Small Moving Companies May be Missing a Trick

All moving companies suffer from the moving cycles which characterise the housing markets.

For big name branded companies, this may be less of a problem since they serve the upper end of the moving market. This sector may be less prone to cycles, and this class of property owner often chooses between a small number of high profile firms.

For smaller businesses, which rely on the chance that a searcher will pick them out from the mass, the problems multiply. To take the example of the Yellow pages: When fewer searchers are viewing the same number of pages, and requests for quotations have consequently declined, there is an obvious temptation to consider buying ones way out of trouble with an increased advertising spend: larger and fancier ads, possibly with extended geographical coverage. This need for extra cost comes at a time when the shortage of customers creates a downward pressure on fees chargeable.

The fact is that when the business cycle is in a trough, it is hard to buy a way out, just as when it is at a peak, minimal expense would keep the order book full.

But for small moving companies, there is an area of untapped business. It is those small, even single item jobs. So often a client gives up trying to find a feasible price because after many calls, they cannot find that mover who happens to be going the right way. For moving companies, these requests always seem to come the day after they could be satisfied. Individual companies are always failing to meet these requests, and over the country, the number of unsatisfied requests is huge.

The internet has revolutionised the cost of reaching your audience, and advertising costs and opportunities are developing away from the stale 'cough up and hope' model of the Yellow pages.

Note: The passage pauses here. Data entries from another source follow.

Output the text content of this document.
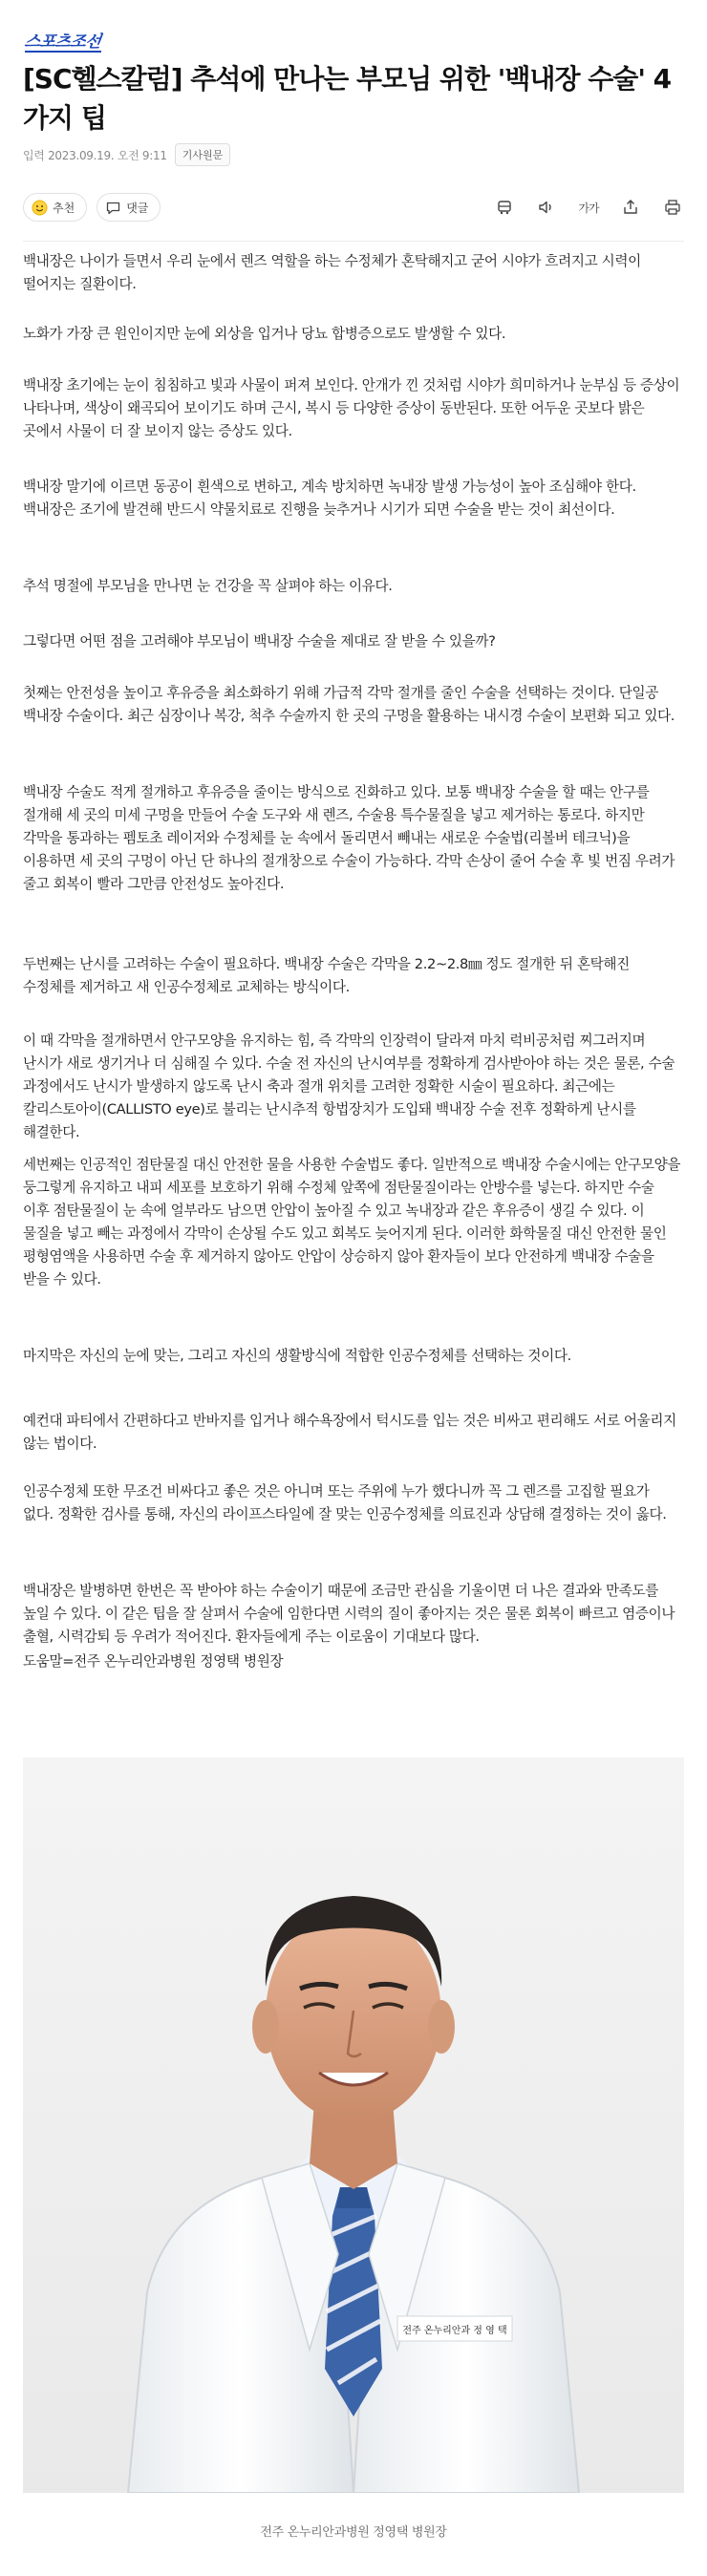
스포츠조선
[SC헬스칼럼] 추석에 만나는 부모님 위한 '백내장 수술' 4가지 팁
입력 2023.09.19. 오전 9:11	기사원문
추천	댓글	가가

백내장은 나이가 들면서 우리 눈에서 렌즈 역할을 하는 수정체가 혼탁해지고 굳어 시야가 흐려지고 시력이 떨어지는 질환이다.

노화가 가장 큰 원인이지만 눈에 외상을 입거나 당뇨 합병증으로도 발생할 수 있다.

백내장 초기에는 눈이 침침하고 빛과 사물이 퍼져 보인다. 안개가 낀 것처럼 시야가 희미하거나 눈부심 등 증상이 나타나며, 색상이 왜곡되어 보이기도 하며 근시, 복시 등 다양한 증상이 동반된다. 또한 어두운 곳보다 밝은 곳에서 사물이 더 잘 보이지 않는 증상도 있다.

백내장 말기에 이르면 동공이 흰색으로 변하고, 계속 방치하면 녹내장 발생 가능성이 높아 조심해야 한다. 백내장은 조기에 발견해 반드시 약물치료로 진행을 늦추거나 시기가 되면 수술을 받는 것이 최선이다.

추석 명절에 부모님을 만나면 눈 건강을 꼭 살펴야 하는 이유다.

그렇다면 어떤 점을 고려해야 부모님이 백내장 수술을 제대로 잘 받을 수 있을까?

첫째는 안전성을 높이고 후유증을 최소화하기 위해 가급적 각막 절개를 줄인 수술을 선택하는 것이다. 단일공 백내장 수술이다. 최근 심장이나 복강, 척추 수술까지 한 곳의 구멍을 활용하는 내시경 수술이 보편화 되고 있다.

백내장 수술도 적게 절개하고 후유증을 줄이는 방식으로 진화하고 있다. 보통 백내장 수술을 할 때는 안구를 절개해 세 곳의 미세 구멍을 만들어 수술 도구와 새 렌즈, 수술용 특수물질을 넣고 제거하는 통로다. 하지만 각막을 통과하는 펨토초 레이저와 수정체를 눈 속에서 돌리면서 빼내는 새로운 수술법(리볼버 테크닉)을 이용하면 세 곳의 구멍이 아닌 단 하나의 절개창으로 수술이 가능하다. 각막 손상이 줄어 수술 후 빛 번짐 우려가 줄고 회복이 빨라 그만큼 안전성도 높아진다.

두번째는 난시를 고려하는 수술이 필요하다. 백내장 수술은 각막을 2.2~2.8㎜ 정도 절개한 뒤 혼탁해진 수정체를 제거하고 새 인공수정체로 교체하는 방식이다.

이 때 각막을 절개하면서 안구모양을 유지하는 힘, 즉 각막의 인장력이 달라져 마치 럭비공처럼 찌그러지며 난시가 새로 생기거나 더 심해질 수 있다. 수술 전 자신의 난시여부를 정확하게 검사받아야 하는 것은 물론, 수술 과정에서도 난시가 발생하지 않도록 난시 축과 절개 위치를 고려한 정확한 시술이 필요하다. 최근에는 칼리스토아이(CALLISTO eye)로 불리는 난시추적 항법장치가 도입돼 백내장 수술 전후 정확하게 난시를 해결한다.

세번째는 인공적인 점탄물질 대신 안전한 물을 사용한 수술법도 좋다. 일반적으로 백내장 수술시에는 안구모양을 둥그렇게 유지하고 내피 세포를 보호하기 위해 수정체 앞쪽에 점탄물질이라는 안방수를 넣는다. 하지만 수술 이후 점탄물질이 눈 속에 얼부라도 남으면 안압이 높아질 수 있고 녹내장과 같은 후유증이 생길 수 있다. 이 물질을 넣고 빼는 과정에서 각막이 손상될 수도 있고 회복도 늦어지게 된다. 이러한 화학물질 대신 안전한 물인 평형염액을 사용하면 수술 후 제거하지 않아도 안압이 상승하지 않아 환자들이 보다 안전하게 백내장 수술을 받을 수 있다.

마지막은 자신의 눈에 맞는, 그리고 자신의 생활방식에 적합한 인공수정체를 선택하는 것이다.

예컨대 파티에서 간편하다고 반바지를 입거나 해수욕장에서 턱시도를 입는 것은 비싸고 편리해도 서로 어울리지 않는 법이다.

인공수정체 또한 무조건 비싸다고 좋은 것은 아니며 또는 주위에 누가 했다니까 꼭 그 렌즈를 고집할 필요가 없다. 정확한 검사를 통해, 자신의 라이프스타일에 잘 맞는 인공수정체를 의료진과 상담해 결정하는 것이 옳다.

백내장은 발병하면 한번은 꼭 받아야 하는 수술이기 때문에 조금만 관심을 기울이면 더 나은 결과와 만족도를 높일 수 있다. 이 같은 팁을 잘 살펴서 수술에 임한다면 시력의 질이 좋아지는 것은 물론 회복이 빠르고 염증이나 출혈, 시력감퇴 등 우려가 적어진다. 환자들에게 주는 이로움이 기대보다 많다.

도움말=전주 온누리안과병원 정영택 병원장

전주 온누리안과 정 영 택
전주 온누리안과병원 정영택 병원장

The first improvement came with Google's 'Adwords' scheme which allows advertisers to bid for prominence, on a 'pay-per-click' basis, and offers the flexibility to adjust bids as conditions require. For moving companies, 'Adwords' or Yahoo's 'overture' alternative, is particularly effective when targeting specialist services (like works of art). The ability to suspend campaigns, or re-write them at a whim, is a big improvement on the Yellow pages model which as an annual publication, leaves a business stuck with its decisions.

However Pay-per-click has its detractors. Clickers may be poor sales prospects, and the growth of click fraud (the practice of competitors running up their oppositions' costs by repeatedly clicking their ads) whilst probably solvable, means that all campaigns have to be carefully monitored.

For moving companies, the full possibilities of the internet have yet to unfold, and a site where a moving company can post part load offers, and where the public (meaning ebayers, students etc) can request quotes from any mover 'going their way', will be a huge asset for small movers, especially since the overheads and therefore cost of participation will be very low.